Relate Mental Health Malaysia Bhd’s (Relate Malaysia) clinical psychologist Lum Khay Xian said with the government extending the MCO, it will probably provoke more anxiety for people from the middle and low socioeconomic status.
“Because the economic impact may be more severe as the partial lockdown is prolonged, having to stay indoors for a prolonged time will also make one feel isolated in addition to worries, anxiety over the situation and helplessness.
“Such feelings can be overwhelming if we do not know how to regulate it or if we do not have someone to discuss it with,” she said to The Malaysian Reserve (TMR) recently.
Lum said psychologically, one may feel lonely and disconnected, especially for those who are staying alone indoors and away from friends and family.
“We may also feel low, unmotivated, unproductive and our sleep pattern may also change. Another thing is, when we live an inactive life, we may risk depriving ourselves of the happy brain chemicals that may perpetuate the low mood that we experience,” she said.
Given the current situation, she said people who have pre-existing disorders such as anxiety disorders and obsessive-compulsive disorder may be triggered by an overwhelming sense of helplessness that will worsen their symptoms.
In Malaysia, there are many crisis hotlines such as Talian Kasih and Befrienders, besides online therapy platforms that are still in operation for people to reach out to, including Relate Malaysia.
When asked if the MCO might cause profound psychological effects that would last even after the order was lifted, Lum did not rule it out.
“As it may take some time to recover and stimulate the economy, some may experience emotional stress due to financial strain.

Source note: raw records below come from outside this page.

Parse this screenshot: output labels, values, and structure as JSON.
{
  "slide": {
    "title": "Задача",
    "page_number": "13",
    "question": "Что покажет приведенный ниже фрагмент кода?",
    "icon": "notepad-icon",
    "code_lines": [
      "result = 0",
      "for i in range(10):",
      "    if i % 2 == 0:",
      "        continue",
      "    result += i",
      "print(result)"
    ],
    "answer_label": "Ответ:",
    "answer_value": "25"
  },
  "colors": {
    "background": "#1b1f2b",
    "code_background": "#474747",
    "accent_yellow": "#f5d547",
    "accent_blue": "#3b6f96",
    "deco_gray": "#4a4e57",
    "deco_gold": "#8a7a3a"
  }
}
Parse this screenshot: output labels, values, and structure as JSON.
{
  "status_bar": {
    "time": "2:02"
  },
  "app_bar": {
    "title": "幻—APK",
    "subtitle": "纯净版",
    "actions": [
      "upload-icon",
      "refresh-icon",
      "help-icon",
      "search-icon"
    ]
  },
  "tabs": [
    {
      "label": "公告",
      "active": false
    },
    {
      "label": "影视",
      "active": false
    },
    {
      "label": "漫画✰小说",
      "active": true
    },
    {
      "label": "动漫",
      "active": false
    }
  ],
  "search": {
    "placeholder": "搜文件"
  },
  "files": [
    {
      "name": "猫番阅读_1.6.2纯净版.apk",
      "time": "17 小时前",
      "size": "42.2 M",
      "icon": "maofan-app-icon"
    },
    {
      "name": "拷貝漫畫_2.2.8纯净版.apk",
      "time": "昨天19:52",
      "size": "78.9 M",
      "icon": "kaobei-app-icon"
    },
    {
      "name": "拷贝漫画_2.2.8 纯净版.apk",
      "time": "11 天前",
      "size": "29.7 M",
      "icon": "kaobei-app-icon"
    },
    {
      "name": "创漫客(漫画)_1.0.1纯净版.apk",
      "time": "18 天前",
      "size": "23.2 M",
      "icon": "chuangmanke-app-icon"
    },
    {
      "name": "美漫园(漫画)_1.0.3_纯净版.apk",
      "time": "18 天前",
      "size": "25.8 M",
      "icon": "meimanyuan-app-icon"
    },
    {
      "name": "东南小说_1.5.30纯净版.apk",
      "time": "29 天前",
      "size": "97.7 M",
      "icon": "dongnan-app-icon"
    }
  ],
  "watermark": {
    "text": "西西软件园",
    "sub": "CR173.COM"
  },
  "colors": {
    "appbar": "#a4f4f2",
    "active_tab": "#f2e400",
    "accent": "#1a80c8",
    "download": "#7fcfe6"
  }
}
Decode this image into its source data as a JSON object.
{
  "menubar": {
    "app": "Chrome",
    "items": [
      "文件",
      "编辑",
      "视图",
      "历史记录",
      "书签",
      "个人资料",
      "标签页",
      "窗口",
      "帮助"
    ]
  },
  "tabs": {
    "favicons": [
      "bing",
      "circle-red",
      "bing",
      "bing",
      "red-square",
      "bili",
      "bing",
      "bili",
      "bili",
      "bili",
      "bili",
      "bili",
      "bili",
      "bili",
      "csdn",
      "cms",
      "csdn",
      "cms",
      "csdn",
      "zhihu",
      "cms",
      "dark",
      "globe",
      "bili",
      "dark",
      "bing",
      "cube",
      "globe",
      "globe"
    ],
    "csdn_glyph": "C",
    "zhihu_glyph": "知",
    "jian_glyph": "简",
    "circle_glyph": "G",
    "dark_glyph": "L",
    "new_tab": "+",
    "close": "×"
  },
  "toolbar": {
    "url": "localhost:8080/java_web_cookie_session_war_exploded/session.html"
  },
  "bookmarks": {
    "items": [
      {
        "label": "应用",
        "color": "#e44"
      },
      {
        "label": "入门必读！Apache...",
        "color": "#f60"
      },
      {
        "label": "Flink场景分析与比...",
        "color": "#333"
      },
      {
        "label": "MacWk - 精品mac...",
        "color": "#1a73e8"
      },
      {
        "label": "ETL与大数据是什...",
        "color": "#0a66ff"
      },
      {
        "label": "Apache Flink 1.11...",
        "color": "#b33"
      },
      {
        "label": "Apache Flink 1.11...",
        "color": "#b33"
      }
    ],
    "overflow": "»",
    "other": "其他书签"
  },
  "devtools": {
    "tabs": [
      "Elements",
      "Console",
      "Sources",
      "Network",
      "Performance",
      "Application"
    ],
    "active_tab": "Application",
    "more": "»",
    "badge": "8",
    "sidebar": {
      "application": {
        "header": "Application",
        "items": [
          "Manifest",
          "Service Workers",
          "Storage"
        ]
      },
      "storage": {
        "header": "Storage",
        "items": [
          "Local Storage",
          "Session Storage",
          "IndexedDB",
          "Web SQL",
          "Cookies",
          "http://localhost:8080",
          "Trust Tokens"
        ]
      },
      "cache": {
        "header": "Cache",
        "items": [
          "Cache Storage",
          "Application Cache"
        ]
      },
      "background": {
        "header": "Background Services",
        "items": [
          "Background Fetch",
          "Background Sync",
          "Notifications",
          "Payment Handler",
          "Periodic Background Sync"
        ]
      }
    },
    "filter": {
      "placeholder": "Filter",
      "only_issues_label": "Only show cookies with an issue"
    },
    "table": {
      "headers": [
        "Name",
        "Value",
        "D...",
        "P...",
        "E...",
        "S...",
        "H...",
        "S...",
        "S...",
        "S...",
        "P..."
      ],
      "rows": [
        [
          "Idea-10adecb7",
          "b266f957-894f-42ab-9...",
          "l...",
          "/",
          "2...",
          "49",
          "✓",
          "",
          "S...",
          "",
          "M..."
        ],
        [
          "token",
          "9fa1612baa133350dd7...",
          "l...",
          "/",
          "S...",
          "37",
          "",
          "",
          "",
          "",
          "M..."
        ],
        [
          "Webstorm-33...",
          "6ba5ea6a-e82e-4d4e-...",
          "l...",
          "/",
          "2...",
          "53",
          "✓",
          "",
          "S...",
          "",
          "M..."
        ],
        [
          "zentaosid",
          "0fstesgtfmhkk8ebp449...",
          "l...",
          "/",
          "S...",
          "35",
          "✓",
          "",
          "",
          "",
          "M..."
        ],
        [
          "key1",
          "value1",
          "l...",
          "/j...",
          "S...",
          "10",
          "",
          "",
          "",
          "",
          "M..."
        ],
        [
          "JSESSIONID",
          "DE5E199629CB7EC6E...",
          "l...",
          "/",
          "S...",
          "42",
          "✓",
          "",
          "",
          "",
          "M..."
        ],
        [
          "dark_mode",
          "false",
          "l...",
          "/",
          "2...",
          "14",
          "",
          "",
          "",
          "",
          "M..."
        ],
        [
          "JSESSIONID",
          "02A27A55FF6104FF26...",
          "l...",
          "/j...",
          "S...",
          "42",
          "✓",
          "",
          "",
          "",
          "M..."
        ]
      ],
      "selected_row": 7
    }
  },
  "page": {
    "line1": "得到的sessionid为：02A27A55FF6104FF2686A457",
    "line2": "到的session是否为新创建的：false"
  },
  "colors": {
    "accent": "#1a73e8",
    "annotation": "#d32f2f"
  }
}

“For healthcare workers, as much as we anticipate that the Covid-19 outbreak will finally be stabilised, health workers may need sufficient time to recover from their burnout, especially for those working in hospitals caring for people,” said Lum.
Healthcare workers are the most vulnerable to both high risks of infection and mental health problems such as depression, anxiety, fear and frustration.
However, Lum stated the effects of the MCO may not all be negative as Malaysians may learn from it and take better precautions if similar situations occur in the future.
Meanwhile, Galen Centre for Health and Social Policy CEO Azrul Mohd Khalib said whether the MCO has any lasting impressions on Malaysians, the majority of people are able to comply with a “stay at home” plea and restricted movement order.
“It has not required a state of emergency as has been the case in some countries. One major concern has been that Malaysians took a complacent and fatalistic attitude to health and its consequences. Maybe this will change,” he told TMR.
Aside from being more health-conscious and aware of the need for preventive health measures such as doing more exercise, Azrul hopes that Malaysians will realise that health needs more investment from the government.
“It also needs participation and support from the people. Maybe they won’t take health issues for granted. After all, health is a political issue,” he added.